Tra i grandi noir britannici del dopoguerra, Get Carter occupa un posto particolare. Non soltanto perché è uno dei film più importanti diretti da Mike Hodges, ma perché rappresenta probabilmente il punto di incontro perfetto tra il gangster movie classico, il cinema sociale inglese e il revenge movie moderno. A oltre cinquant’anni dalla sua uscita conserva una forza corrosiva che molti film del genere hanno perduto.
Jack Carter, gangster londinese, torna nella sua Newcastle natale per indagare sulla morte del fratello. Ma ciò che in altri film sarebbe il punto di partenza per una tradizionale storia di vendetta, qui diventa un viaggio negli strati più sordidi e degradati dell’Inghilterra industriale del tempo. Un mondo in cui non esistono eroi, redenzioni o codici morali. Esistono soltanto rapporti di forza.
Livido, violento, cinico e attraversato da un umorismo nerissimo, Get Carter è uno dei rari casi in cui la vendetta non viene romanticizzata ma mostrata nella sua dimensione più brutale e autodistruttiva. Carter non è un giustiziere. È parte integrante dello stesso universo corrotto che pretende di punire. Ed è proprio questa ambiguità morale a rendere il film così moderno.
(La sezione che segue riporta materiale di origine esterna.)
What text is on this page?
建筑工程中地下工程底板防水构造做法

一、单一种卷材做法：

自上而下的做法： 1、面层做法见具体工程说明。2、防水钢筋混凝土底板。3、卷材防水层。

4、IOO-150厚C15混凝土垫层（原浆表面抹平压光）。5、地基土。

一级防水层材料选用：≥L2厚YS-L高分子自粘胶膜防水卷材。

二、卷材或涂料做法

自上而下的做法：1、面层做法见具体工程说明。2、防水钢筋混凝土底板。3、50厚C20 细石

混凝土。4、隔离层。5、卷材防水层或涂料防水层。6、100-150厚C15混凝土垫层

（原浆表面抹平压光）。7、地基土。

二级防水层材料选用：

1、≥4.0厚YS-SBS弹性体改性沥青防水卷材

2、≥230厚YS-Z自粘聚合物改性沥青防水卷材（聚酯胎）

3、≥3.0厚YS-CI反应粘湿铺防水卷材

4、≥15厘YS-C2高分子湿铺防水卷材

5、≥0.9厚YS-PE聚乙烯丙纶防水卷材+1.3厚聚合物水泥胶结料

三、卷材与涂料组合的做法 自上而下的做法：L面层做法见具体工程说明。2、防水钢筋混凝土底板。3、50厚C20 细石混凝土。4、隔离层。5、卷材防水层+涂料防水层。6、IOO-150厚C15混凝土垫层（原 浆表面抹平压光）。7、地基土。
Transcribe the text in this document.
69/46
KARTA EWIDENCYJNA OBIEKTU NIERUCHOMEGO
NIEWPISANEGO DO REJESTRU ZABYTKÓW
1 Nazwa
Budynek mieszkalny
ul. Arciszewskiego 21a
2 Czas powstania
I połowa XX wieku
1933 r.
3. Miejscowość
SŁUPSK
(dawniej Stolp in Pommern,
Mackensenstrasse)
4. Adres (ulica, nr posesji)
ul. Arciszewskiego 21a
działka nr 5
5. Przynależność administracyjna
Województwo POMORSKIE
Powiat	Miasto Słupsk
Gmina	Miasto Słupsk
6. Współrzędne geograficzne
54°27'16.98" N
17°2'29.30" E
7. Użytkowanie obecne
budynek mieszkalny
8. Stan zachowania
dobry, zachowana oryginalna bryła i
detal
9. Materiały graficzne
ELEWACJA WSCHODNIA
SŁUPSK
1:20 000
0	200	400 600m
La regia di Hodges è esemplare. Secca, essenziale, priva di qualsiasi compiacimento estetico. Si avverte ancora l’influenza del Free Cinema britannico, soprattutto nella capacità di utilizzare gli spazi urbani come elemento narrativo e non come semplice sfondo. Newcastle non è una location: è un personaggio. Le sue architetture industriali, i terreni incolti, i pub fumosi, gli edifici degradati e le periferie spazzate dal vento contribuiscono a costruire un’atmosfera di desolazione morale che pochi film hanno saputo eguagliare.
Particolarmente interessante è il lavoro sulla fotografia e sull’uso del grandangolo. Nelle scene d’azione e nei momenti di maggiore tensione, la deformazione prospettica produce una sensazione costante di disagio e instabilità. È un cinema che rifiuta la spettacolarizzazione e preferisce immergere lo spettatore in un ambiente ostile e soffocante.
Ma il vero centro del film rimane l’interpretazione di Michael Caine. Carter è probabilmente uno dei personaggi più duri e inquietanti della sua carriera. Caine lo interpreta con una straordinaria economia di mezzi: pochi gesti, poche parole, nessuna psicologia esibita. La sua presenza basta a dominare ogni scena. È un predatore che si muove in un ecosistema popolato esclusivamente da altri predatori.
A rendere il tutto ancora più memorabile contribuisce la splendida colonna sonora di Roy Budd, uno dei temi più riconoscibili del cinema inglese degli anni Settanta. Elegante e minacciosa, accompagna perfettamente il tono del film senza mai sovrastarlo.
Rivisto oggi, Get Carter appare anche come il ritratto di un paese arrivato al termine di una stagione. La Swinging London, la rivoluzione dei costumi, l’ottimismo degli anni Sessanta sono ormai un ricordo lontano. Al loro posto rimangono disillusione, violenza, pornografia, droga e una società che sembra aver smarrito qualsiasi centro morale. In questo senso il film anticipa molte delle inquietudini che caratterizzeranno il cinema britannico degli anni successivi.
Lo vidi per la prima volta all’inizio degli anni Novanta, a Londra, nello storico Electric Cinema di Portobello Road. Ricordo ancora la sensazione di trovarmi davanti a qualcosa di radicalmente diverso dai gangster movie americani che avevo amato fino ad allora. Più sporco, più freddo, più realistico. E soprattutto molto più pessimista.